First, install the `devtools` package.
Our class's package is called `DigitalMethodsData` and its hosted on [GitHub](https://github.com/regan008/DigitalMethodsData). Use the directions on the repository page and what you learned about packages above to install this package.
After installing the package, we should load it:
```{r}
library(DigitalMethodsData)
```
What kind of datasets are available in this package? We can use the help documentation to find out.
Run `help(package="DigitalMethodsData")` in your console to pull up a list of datasets included in this package.
For demonstration purposes we'll use the `gayguides` data here. Pull up the help documentation for this dataset. What does the documentation tell you abou the scope of this dataset?
>
To use a dataset included in this package we first need to load it. We can do so like this:
```{r}
data(gayguides)
```
Notice that you now have a loaded dataset in your environment pane. It shows us that there are 60,698 observations (rows) of data and 14 variables (columns).
Let's now look at our data. You can use the `head()` function to return the first part of an object or dataset.
```{r}
head(gayguides)
```
That gives us the first 6 rows of data. Its really useful if you just want to peak into the dataset but don't want to print out all 60k+ rows.

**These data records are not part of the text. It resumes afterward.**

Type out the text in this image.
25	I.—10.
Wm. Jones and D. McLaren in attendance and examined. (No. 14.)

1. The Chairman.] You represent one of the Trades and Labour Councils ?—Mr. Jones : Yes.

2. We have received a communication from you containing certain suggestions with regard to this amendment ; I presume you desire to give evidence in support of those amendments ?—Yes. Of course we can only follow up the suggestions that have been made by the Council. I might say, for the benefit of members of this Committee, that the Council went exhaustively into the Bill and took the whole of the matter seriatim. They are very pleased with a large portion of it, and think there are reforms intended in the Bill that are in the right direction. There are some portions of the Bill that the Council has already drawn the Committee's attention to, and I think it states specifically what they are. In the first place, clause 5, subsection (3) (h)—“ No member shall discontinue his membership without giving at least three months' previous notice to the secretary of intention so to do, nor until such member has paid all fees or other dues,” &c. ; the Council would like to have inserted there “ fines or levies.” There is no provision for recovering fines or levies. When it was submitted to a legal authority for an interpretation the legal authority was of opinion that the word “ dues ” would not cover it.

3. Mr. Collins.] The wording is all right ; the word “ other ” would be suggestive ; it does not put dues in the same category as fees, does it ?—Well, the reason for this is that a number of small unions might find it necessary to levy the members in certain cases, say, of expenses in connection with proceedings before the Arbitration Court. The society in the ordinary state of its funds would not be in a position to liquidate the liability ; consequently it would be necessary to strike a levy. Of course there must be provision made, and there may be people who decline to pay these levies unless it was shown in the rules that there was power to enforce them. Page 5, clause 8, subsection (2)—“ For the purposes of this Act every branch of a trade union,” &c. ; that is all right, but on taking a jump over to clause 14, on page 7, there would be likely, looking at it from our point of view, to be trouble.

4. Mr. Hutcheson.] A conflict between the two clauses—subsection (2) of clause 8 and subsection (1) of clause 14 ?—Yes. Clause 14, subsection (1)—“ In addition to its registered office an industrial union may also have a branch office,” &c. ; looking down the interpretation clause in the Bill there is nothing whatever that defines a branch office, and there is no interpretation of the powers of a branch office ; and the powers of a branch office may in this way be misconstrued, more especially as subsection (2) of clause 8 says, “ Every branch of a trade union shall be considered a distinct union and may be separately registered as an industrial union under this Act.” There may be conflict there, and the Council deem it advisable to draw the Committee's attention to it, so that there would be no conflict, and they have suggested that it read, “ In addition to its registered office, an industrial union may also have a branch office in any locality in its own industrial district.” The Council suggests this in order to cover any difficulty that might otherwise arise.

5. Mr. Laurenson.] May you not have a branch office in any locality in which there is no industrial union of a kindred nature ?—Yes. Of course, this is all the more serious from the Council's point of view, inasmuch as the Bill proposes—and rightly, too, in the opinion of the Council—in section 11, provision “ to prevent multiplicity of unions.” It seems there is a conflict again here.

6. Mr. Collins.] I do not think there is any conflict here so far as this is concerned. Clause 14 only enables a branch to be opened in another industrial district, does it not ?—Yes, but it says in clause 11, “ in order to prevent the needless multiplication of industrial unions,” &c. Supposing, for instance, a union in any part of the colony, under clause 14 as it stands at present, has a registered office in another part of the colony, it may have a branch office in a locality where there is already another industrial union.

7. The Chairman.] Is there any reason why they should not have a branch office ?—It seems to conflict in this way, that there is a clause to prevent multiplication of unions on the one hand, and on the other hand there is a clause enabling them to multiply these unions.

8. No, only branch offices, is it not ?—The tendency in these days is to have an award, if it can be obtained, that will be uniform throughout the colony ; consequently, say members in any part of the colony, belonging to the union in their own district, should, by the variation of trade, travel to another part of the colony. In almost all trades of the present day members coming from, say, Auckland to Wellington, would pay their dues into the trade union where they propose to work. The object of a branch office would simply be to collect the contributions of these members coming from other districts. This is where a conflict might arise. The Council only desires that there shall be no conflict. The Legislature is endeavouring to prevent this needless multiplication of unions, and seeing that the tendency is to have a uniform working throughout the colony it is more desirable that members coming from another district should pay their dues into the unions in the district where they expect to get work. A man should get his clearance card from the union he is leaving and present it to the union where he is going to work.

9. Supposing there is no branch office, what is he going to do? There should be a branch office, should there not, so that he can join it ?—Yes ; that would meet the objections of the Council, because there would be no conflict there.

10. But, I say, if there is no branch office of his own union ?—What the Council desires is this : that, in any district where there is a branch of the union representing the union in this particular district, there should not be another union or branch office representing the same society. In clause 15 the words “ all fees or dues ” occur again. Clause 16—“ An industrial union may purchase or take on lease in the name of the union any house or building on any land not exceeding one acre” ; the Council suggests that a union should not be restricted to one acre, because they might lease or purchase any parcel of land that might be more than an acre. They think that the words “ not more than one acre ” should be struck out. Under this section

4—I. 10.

(@) The default is to print six rows of data. Can you modify the above code to print out the first 10 rows?
```{r}
```
(@) Can you find the last 6 rows of data?
```{r}
```
(@) Reflect on the previous two prompts. How did you figure these out?
>
The `str()` function is another very useful function for understanding a dataset. It compactly displays the internal structure of an R object.
```{r}
str(gayguides)
```
There is a ton of useful info here. First, we see that this is a data.frame and that it has 60698 obs. of 14 variables. Second, we see the names of all the variables (columns) in the dataset. Lastly, it shows us what type of data is contained in each variable. For example, the variable `state` is a chr or character vector while `Year` (note the capitalization) is numeric.
The `$` operator allows us to get a segment of the data.
```{r}
head(gayguides$title)
```
While that's useful, this particular dataset happens to be sorted by title. So the first rows are all labeled some version of B.A. beach. That's not very useful. What if we want to see the 500th item in this list? Well, we can pull that up like this:
```{r}
gayguides$title[500]
```
(@) Break this down. Whats going on here? What do each of the elements of this code mean? (gayguides, $, title, and [500])
>
(@) The Year variable contains the year (numeric) of each entry. Can you find the earliest year in this dataset? (Using code, don't cheat and use the documentation!)
```{r}
```
(@) How about the latest year?
```{r}
```
(@) Add another dataset from `DigitalMethodsData`. How many observations are included in this dataset? Run through some of the examples from above to learn about the dataset.
```{r}
```
(@) What did you learn about the dataset? What can you tell me about it?
>
CONGRATS! You've completed your first worksheet for Digital Methods II. That wasn't so bad, right?